Cross-section of a sensor.

The uppermost layer of a sensor typically contains certain filters. One of these is the infrared (IR) filter. Light contains both ultraviolet and infrared parts, and most sensors are very sensitive to infrared radiation. Hence the IR filter is used to eliminate the IR radiation. Other filters include anti-aliasing (AA) filters which blur the lines between repeating patterns in order to avoid wavy lines (moiré).

Next come the microlenses. One would assume that photosites are butted up against one another, but in reality that’s not the case. Camera sensors have a “microlens” above each photosite to concentrate the amount of light gathered.

Photosites by themselves have a problem distinguishing colour.  To capture colour, a filter has to be placed over each photosite, to capture only specific colours. A red filter allows only red light to enter the photosite, a green filter only green, and a blue filter only blue. Therefore, each photosite contributes information about one of the three colours that, together, comprise the complete colour system of a photograph (RGB).

Filtering light using colour filters, in this case showing a Bayer filter.

The most common type of colour filter array is called a Bayer filter. The array in a Bayer filter consists of a repetitive pattern of 2×2 squares comprised of a red, blue, and two green filters. The Bayer filter has more green than red or blue because human vision is more sensitive to green light.

A basic diagram of the overall process looks something like this:

Light photons enter the aperture, and a portion are allowed through the shutter. The camera sensor (photosites) then absorbs the light photons producing an electrical signal which may be amplified by the ISO amplifier before it is turned into the pixels of a digital image.

What is a grayscale image?

If you are starting to learn about image processing then you will likely be dealing with grayscale or 8-bit images. This effectively means that they contain 2^8 or 256 different shades of gray, from 0 (black), to 255 (white). They are the simplest form of image to create image processing algorithms for. There are some image types that are more than 8-bit, e.g. 10-bit (1024 shades of grey), but in reality these are only used in specialist applications. Why? Doesn’t more shades of grey mean a better image? Not necessarily.

The main reason? Blame the human visual system. It is designed for colour, having three cone photoreceptors for conveying colour information that allows humans to perceive approximately 10 million unique colours. It has been suggested that from the perspective of grays, human eyes cannot perceptually see the difference between 32 and 256 graylevel intensities (there is only one photoreceptor with deals with black and white).

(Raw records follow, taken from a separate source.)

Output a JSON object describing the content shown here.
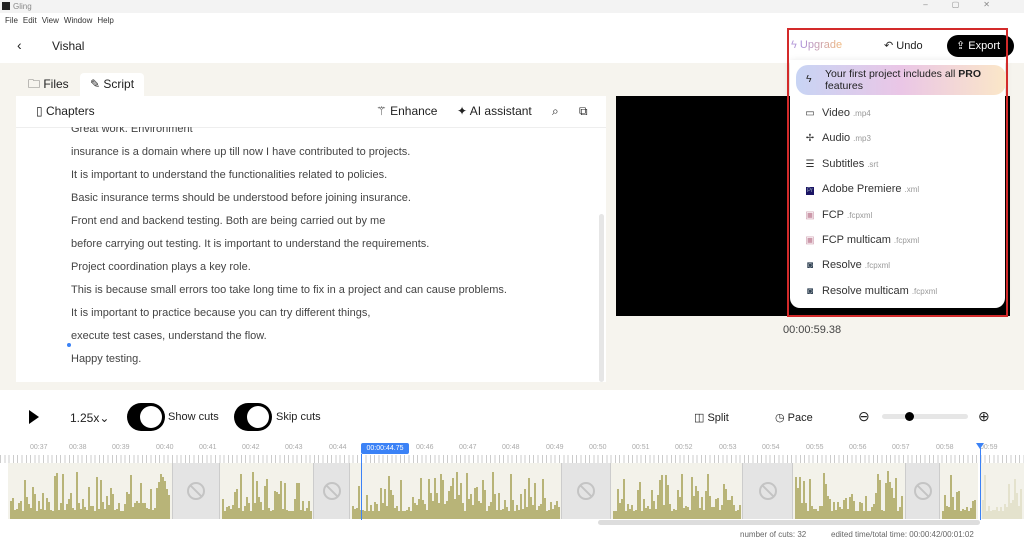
{
  "window": {
    "title": "Gling",
    "menu": [
      "File",
      "Edit",
      "View",
      "Window",
      "Help"
    ]
  },
  "header": {
    "project": "Vishal",
    "upgrade": "Upgrade",
    "undo": "Undo",
    "export": "Export"
  },
  "tabs": [
    {
      "label": "Files"
    },
    {
      "label": "Script",
      "active": true
    }
  ],
  "script_toolbar": {
    "chapters": "Chapters",
    "enhance": "Enhance",
    "ai": "AI assistant"
  },
  "script_lines": [
    "Great work. Environment",
    "insurance is a domain where up till now I have contributed to projects.",
    "It is important to understand the functionalities related to policies.",
    "Basic insurance terms should be understood before joining insurance.",
    "Front end and backend testing. Both are being carried out by me",
    "before carrying out testing. It is important to understand the requirements.",
    "Project coordination plays a key role.",
    "This is because small errors too take long time to fix in a project and can cause problems.",
    "It is important to practice because you can try different things,",
    "execute test cases, understand the flow.",
    "Happy testing."
  ],
  "video": {
    "timestamp": "00:00:59.38"
  },
  "export_menu": {
    "promo_prefix": "Your first project includes all ",
    "promo_bold": "PRO",
    "promo_suffix": " features",
    "items": [
      {
        "label": "Video",
        "ext": ".mp4",
        "icon": "video-icon"
      },
      {
        "label": "Audio",
        "ext": ".mp3",
        "icon": "audio-icon"
      },
      {
        "label": "Subtitles",
        "ext": ".srt",
        "icon": "subtitles-icon"
      },
      {
        "label": "Adobe Premiere",
        "ext": ".xml",
        "icon": "premiere-icon"
      },
      {
        "label": "FCP",
        "ext": ".fcpxml",
        "icon": "fcp-icon"
      },
      {
        "label": "FCP multicam",
        "ext": ".fcpxml",
        "icon": "fcp-icon"
      },
      {
        "label": "Resolve",
        "ext": ".fcpxml",
        "icon": "resolve-icon"
      },
      {
        "label": "Resolve multicam",
        "ext": ".fcpxml",
        "icon": "resolve-icon"
      }
    ]
  },
  "controls": {
    "speed": "1.25x",
    "show_cuts": "Show cuts",
    "skip_cuts": "Skip cuts",
    "split": "Split",
    "pace": "Pace",
    "zoom_level": 0.3
  },
  "timeline": {
    "ticks": [
      "00:37",
      "00:38",
      "00:39",
      "00:40",
      "00:41",
      "00:42",
      "00:43",
      "00:44",
      "00:46",
      "00:47",
      "00:48",
      "00:49",
      "00:50",
      "00:51",
      "00:52",
      "00:53",
      "00:54",
      "00:55",
      "00:56",
      "00:57",
      "00:58",
      "00:59"
    ],
    "playhead": "00:00:44.75"
  },
  "footer": {
    "cuts": "number of cuts: 32",
    "time": "edited time/total time: 00:00:42/00:01:02"
  },
  "colors": {
    "accent": "#3b82f6",
    "waveform": "#b8b478",
    "highlight": "#d32a2a"
  }
}
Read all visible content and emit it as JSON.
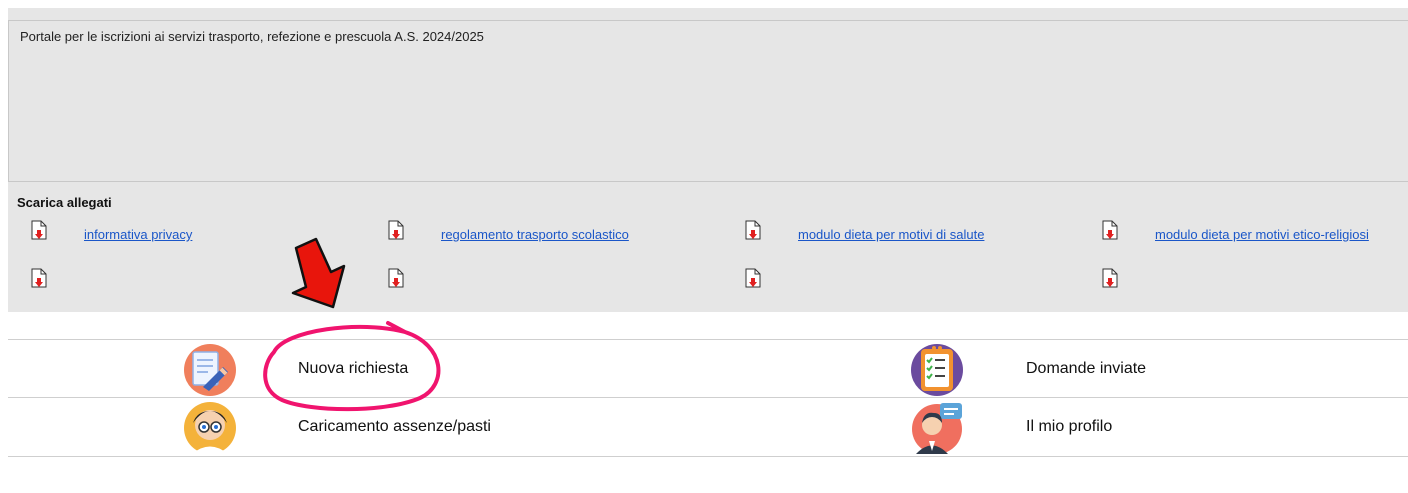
{
  "portal": {
    "description": "Portale per le iscrizioni ai servizi trasporto, refezione e prescuola A.S. 2024/2025"
  },
  "attachments": {
    "title": "Scarica allegati",
    "items": [
      {
        "label": "informativa privacy",
        "icon": "pdf-download-icon"
      },
      {
        "label": "regolamento trasporto scolastico",
        "icon": "pdf-download-icon"
      },
      {
        "label": "modulo dieta per motivi di salute",
        "icon": "pdf-download-icon"
      },
      {
        "label": "modulo dieta per motivi etico-religiosi",
        "icon": "pdf-download-icon"
      },
      {
        "label": "",
        "icon": "pdf-download-icon"
      },
      {
        "label": "",
        "icon": "pdf-download-icon"
      },
      {
        "label": "",
        "icon": "pdf-download-icon"
      },
      {
        "label": "",
        "icon": "pdf-download-icon"
      }
    ]
  },
  "menu": {
    "new_request": "Nuova richiesta",
    "sent_applications": "Domande inviate",
    "absences_meals": "Caricamento assenze/pasti",
    "my_profile": "Il mio profilo"
  },
  "colors": {
    "link": "#1a56c8",
    "annotation_arrow": "#e8150c",
    "annotation_circle": "#f0146e"
  }
}
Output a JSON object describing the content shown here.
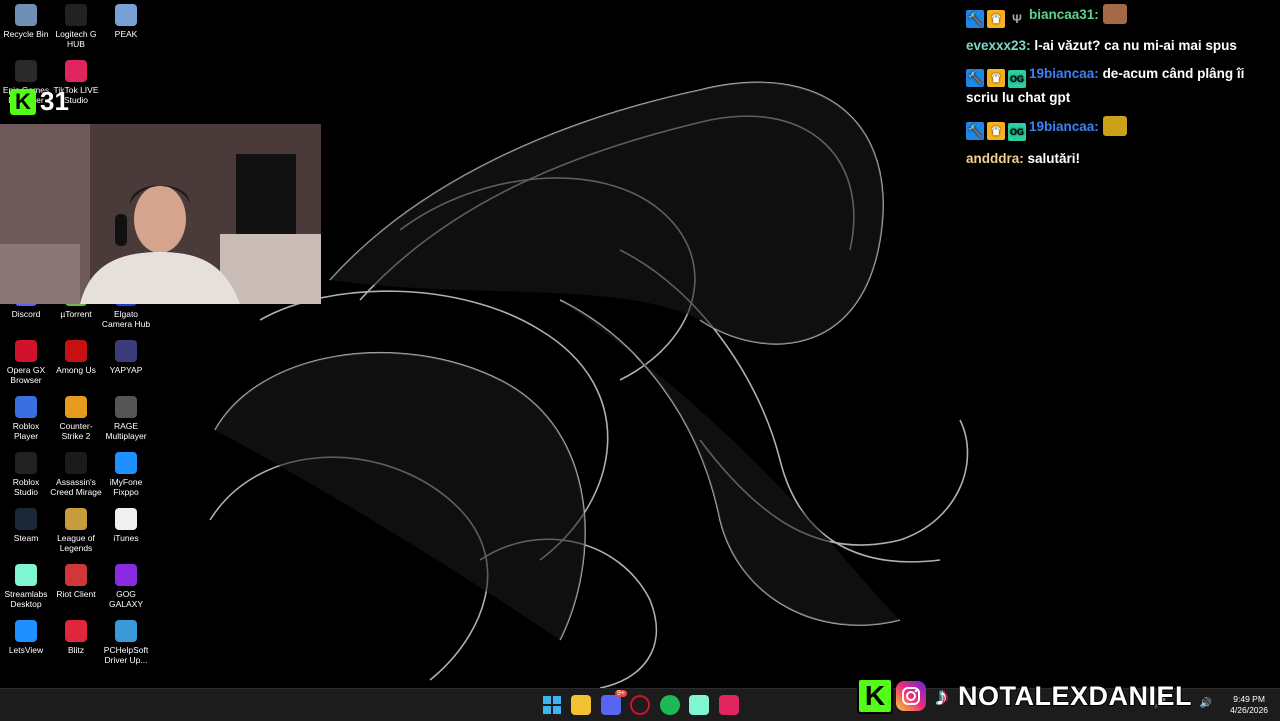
{
  "desktop_icons": [
    {
      "label": "Recycle Bin",
      "icon": "recycle-bin-icon",
      "color": "#6f8fb5"
    },
    {
      "label": "Logitech G HUB",
      "icon": "logitech-g-icon",
      "color": "#222222"
    },
    {
      "label": "PEAK",
      "icon": "peak-icon",
      "color": "#7aa0d8"
    },
    {
      "label": "Epic Games Launcher",
      "icon": "epic-games-icon",
      "color": "#2a2a2a"
    },
    {
      "label": "TikTok LIVE Studio",
      "icon": "tiktok-live-icon",
      "color": "#e0245e"
    },
    {
      "label": "Discord",
      "icon": "discord-icon",
      "color": "#5865f2"
    },
    {
      "label": "µTorrent",
      "icon": "utorrent-icon",
      "color": "#76b83f"
    },
    {
      "label": "Elgato Camera Hub",
      "icon": "elgato-icon",
      "color": "#1a3fd0"
    },
    {
      "label": "Opera GX Browser",
      "icon": "opera-gx-icon",
      "color": "#d0122a"
    },
    {
      "label": "Among Us",
      "icon": "among-us-icon",
      "color": "#c51111"
    },
    {
      "label": "YAPYAP",
      "icon": "yapyap-icon",
      "color": "#3c3c7a"
    },
    {
      "label": "Roblox Player",
      "icon": "roblox-player-icon",
      "color": "#3a6fe0"
    },
    {
      "label": "Counter-Strike 2",
      "icon": "cs2-icon",
      "color": "#e89a1e"
    },
    {
      "label": "RAGE Multiplayer",
      "icon": "rage-mp-icon",
      "color": "#555555"
    },
    {
      "label": "Roblox Studio",
      "icon": "roblox-studio-icon",
      "color": "#222222"
    },
    {
      "label": "Assassin's Creed Mirage",
      "icon": "ac-mirage-icon",
      "color": "#1b1b1b"
    },
    {
      "label": "iMyFone Fixppo",
      "icon": "fixppo-icon",
      "color": "#1e90ff"
    },
    {
      "label": "Steam",
      "icon": "steam-icon",
      "color": "#1b2838"
    },
    {
      "label": "League of Legends",
      "icon": "lol-icon",
      "color": "#c89b3c"
    },
    {
      "label": "iTunes",
      "icon": "itunes-icon",
      "color": "#f0f0f0"
    },
    {
      "label": "Streamlabs Desktop",
      "icon": "streamlabs-icon",
      "color": "#80f5d2"
    },
    {
      "label": "Riot Client",
      "icon": "riot-client-icon",
      "color": "#d13639"
    },
    {
      "label": "GOG GALAXY",
      "icon": "gog-icon",
      "color": "#8a2be2"
    },
    {
      "label": "LetsView",
      "icon": "letsview-icon",
      "color": "#1e90ff"
    },
    {
      "label": "Blitz",
      "icon": "blitz-icon",
      "color": "#e0263b"
    },
    {
      "label": "PCHelpSoft Driver Up...",
      "icon": "driver-updater-icon",
      "color": "#3a9ad9"
    }
  ],
  "kick_counter": "31",
  "chat": [
    {
      "user": "biancaa31:",
      "user_color": "#5fd38d",
      "text": "",
      "badges": [
        "mod",
        "crown",
        "fork"
      ],
      "emote": true
    },
    {
      "user": "evexxx23:",
      "user_color": "#7ad9c7",
      "text": "l-ai văzut? ca nu mi-ai mai spus",
      "badges": []
    },
    {
      "user": "19biancaa:",
      "user_color": "#3b82f6",
      "text": "de-acum când plâng îi scriu lu chat gpt",
      "badges": [
        "mod",
        "crown",
        "og"
      ]
    },
    {
      "user": "19biancaa:",
      "user_color": "#3b82f6",
      "text": "",
      "badges": [
        "mod",
        "crown",
        "og"
      ],
      "emote": true
    },
    {
      "user": "andddra:",
      "user_color": "#f2d28c",
      "text": "salutări!",
      "badges": []
    }
  ],
  "overlay": {
    "handle": "NOTALEXDANIEL",
    "kick_letter": "K"
  },
  "taskbar": {
    "apps": [
      "windows-start-icon",
      "file-explorer-icon",
      "discord-icon",
      "opera-gx-icon",
      "spotify-icon",
      "streamlabs-icon",
      "tiktok-live-icon"
    ],
    "discord_badge": "9+",
    "time": "9:49 PM",
    "date": "4/26/2026"
  }
}
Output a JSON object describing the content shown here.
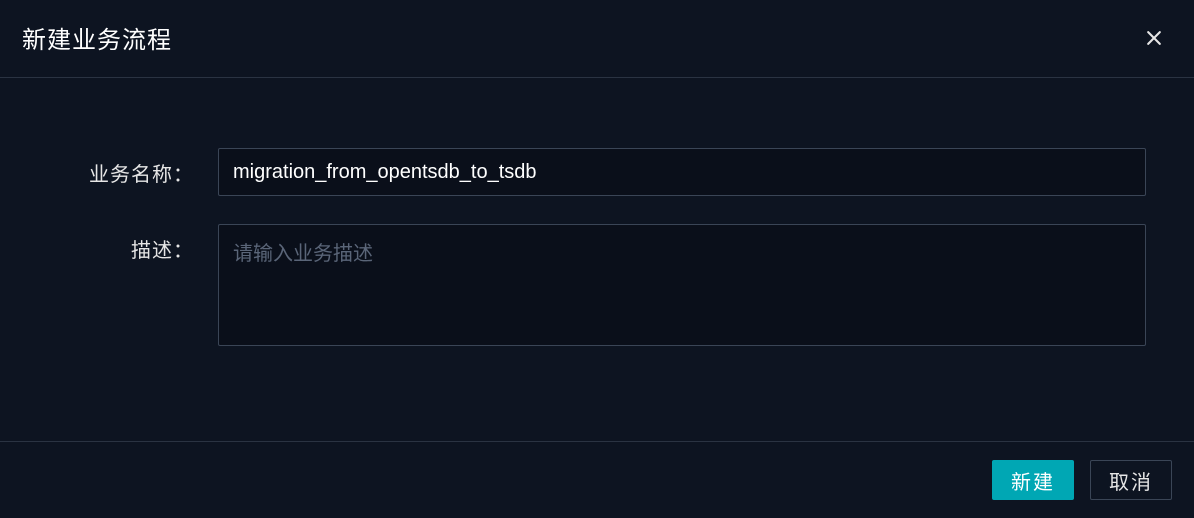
{
  "dialog": {
    "title": "新建业务流程",
    "form": {
      "name_label": "业务名称：",
      "name_value": "migration_from_opentsdb_to_tsdb",
      "desc_label": "描述：",
      "desc_value": "",
      "desc_placeholder": "请输入业务描述"
    },
    "buttons": {
      "create": "新建",
      "cancel": "取消"
    }
  }
}
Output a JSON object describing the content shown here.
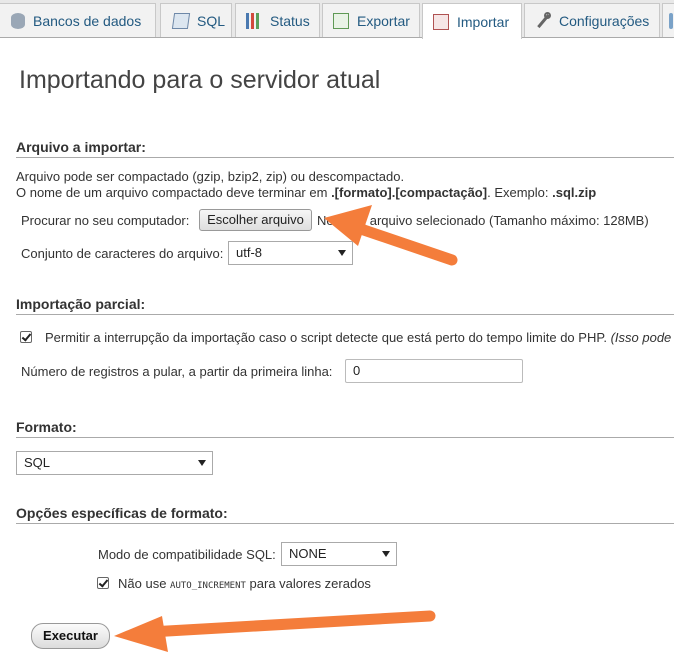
{
  "tabs": [
    {
      "label": "Bancos de dados",
      "icon": "database-icon"
    },
    {
      "label": "SQL",
      "icon": "sql-icon"
    },
    {
      "label": "Status",
      "icon": "status-chart-icon"
    },
    {
      "label": "Exportar",
      "icon": "export-icon"
    },
    {
      "label": "Importar",
      "icon": "import-icon",
      "active": true
    },
    {
      "label": "Configurações",
      "icon": "wrench-icon"
    },
    {
      "label": "",
      "icon": "more-icon"
    }
  ],
  "page_title": "Importando para o servidor atual",
  "file_section": {
    "heading": "Arquivo a importar:",
    "note_line1": "Arquivo pode ser compactado (gzip, bzip2, zip) ou descompactado.",
    "note_line2_prefix": "O nome de um arquivo compactado deve terminar em",
    "note_line2_format": ".[formato].[compactação]",
    "note_line2_example": ". Exemplo:",
    "note_line2_ext": ".sql.zip",
    "browse_label": "Procurar no seu computador:",
    "choose_file_button": "Escolher arquivo",
    "no_file_text": "Nenhum arquivo selecionado",
    "max_size": "(Tamanho máximo: 128MB)",
    "charset_label": "Conjunto de caracteres do arquivo:",
    "charset_value": "utf-8"
  },
  "partial_section": {
    "heading": "Importação parcial:",
    "allow_interrupt_label": "Permitir a interrupção da importação caso o script detecte que está perto do tempo limite do PHP.",
    "allow_interrupt_note": "(Isso pode",
    "allow_interrupt_checked": true,
    "skip_label": "Número de registros a pular, a partir da primeira linha:",
    "skip_value": "0"
  },
  "format_section": {
    "heading": "Formato:",
    "format_value": "SQL"
  },
  "options_section": {
    "heading": "Opções específicas de formato:",
    "compat_label": "Modo de compatibilidade SQL:",
    "compat_value": "NONE",
    "no_auto_prefix": "Não use",
    "no_auto_code": "AUTO_INCREMENT",
    "no_auto_suffix": "para valores zerados",
    "no_auto_checked": true
  },
  "execute_button": "Executar",
  "colors": {
    "link": "#235a81",
    "annotation_arrow": "#f47d3b"
  }
}
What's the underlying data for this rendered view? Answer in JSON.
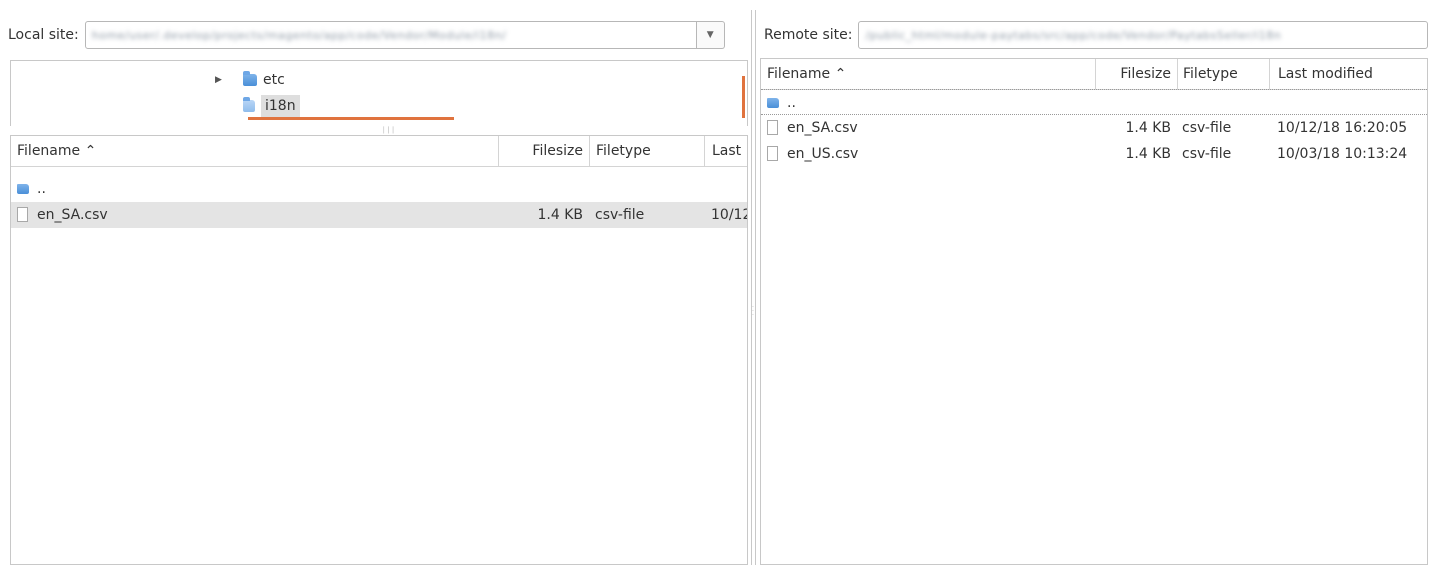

So 256 levels of gray are really for the benefit of the machine, and although the machine would be just as happy processing 1024, it is likely not needed.

Here is an example. Consider the following photo of the London Blitz, WW2 (New Times Paris Bureau Collection).


This is a nice grayscale image, because it has a good distribution of intensity values from 0 to 255 (which is not always easy to find). Here is the histogram:


Now consider the image, reduced to 8, 16, 32, 64, and 128 intensity levels. Here is a montage of the results, shown in the form of a region extracted form he original image.

The same image with differing levels of grayscale.

Not that there is very little perceivable difference, except at 8 intensity levels, where the image starts to become somewhat grainy. Now consider a companion of this enlarged region showing only 256 (left) versus 32 (right) intensity levels.


Can you see the difference? There is very little difference, especially when viewed in the over context of the complete image.

Many historic images look like they are grayscale, but in fact they are anything but. They may be slightly yellowish or brown in colour, either due to the photographic process, or due to aging of the photographic medium. There is no benefit to processing these type of photographs as colour images however, they should be converted to 8-bit.